Et puisque c’est la saison, voici deux de mes résolutions pour le Nouvel An concernant l’assurance de la qualité dans l’enseignement supérieur.

Tout d’abord, je continuerai de préconiser l’idée simple que l’assurance de la qualité ne consiste qu’à mesurer l’acquisition des connaissances et des compétences qu’un programme a été conçu pour enseigner et développer. Et je soutiendrai que les processus et les organismes d’assurance de la qualité devraient se concentrer sur cette évaluation et se débarrasser de la paperasserie volumineuse et de l’administration qui accompagnent la collecte de renseignements indirects et de substitution qui apportent peu de preuves de la qualité.

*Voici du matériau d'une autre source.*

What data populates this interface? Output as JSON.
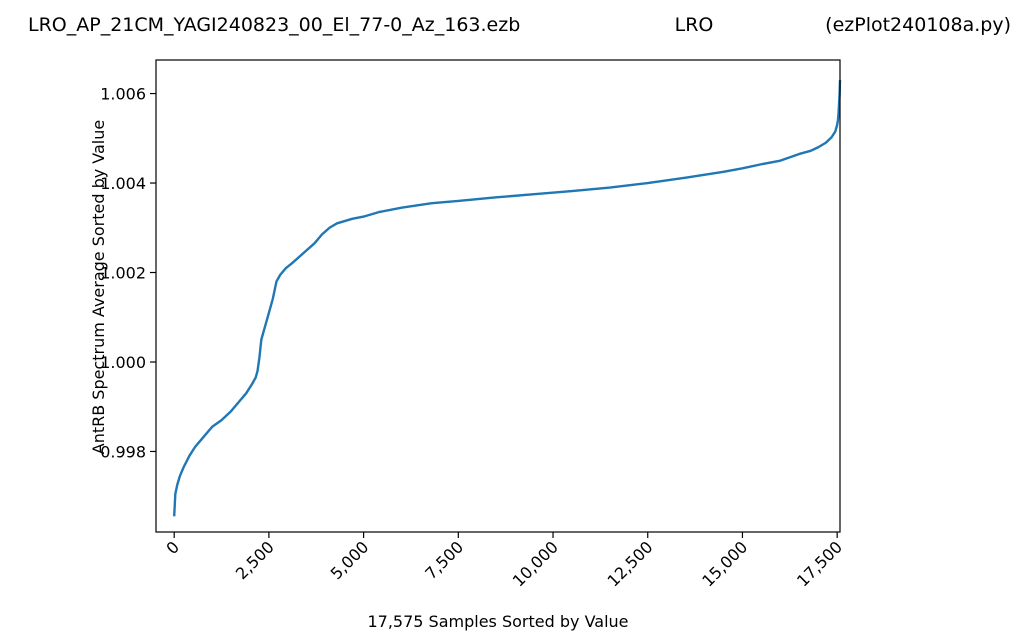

Deuxièmement, j’arrêterai d’utiliser le terme « résultats d’apprentissage ». Ce terme rebute bien des personnes, à raison, parce qu’elles l’associent à toute l’industrie qui a émergé et qui développe des cadres de qualification des titres de compétence et des exercices de mise en correspondance qui relient les compétences aux cours et aux programmes. Je m’en tiendrai plutôt au point essentiel : comment mesurer et qualifier les compétences que les étudiants devraient selon nous acquérir dans le cadre d’un programme d’études postsecondaires. Alors, attendez-vous à ce que je dise « mesure des compétences » et continuez de vous attendre à ce que le COQES consacre beaucoup d’attention et de ressources à la collaboration avec d’autres personnes pour trouver des moyens de bien réaliser cette tâche.

Merci d’avoir pris le temps de me lire.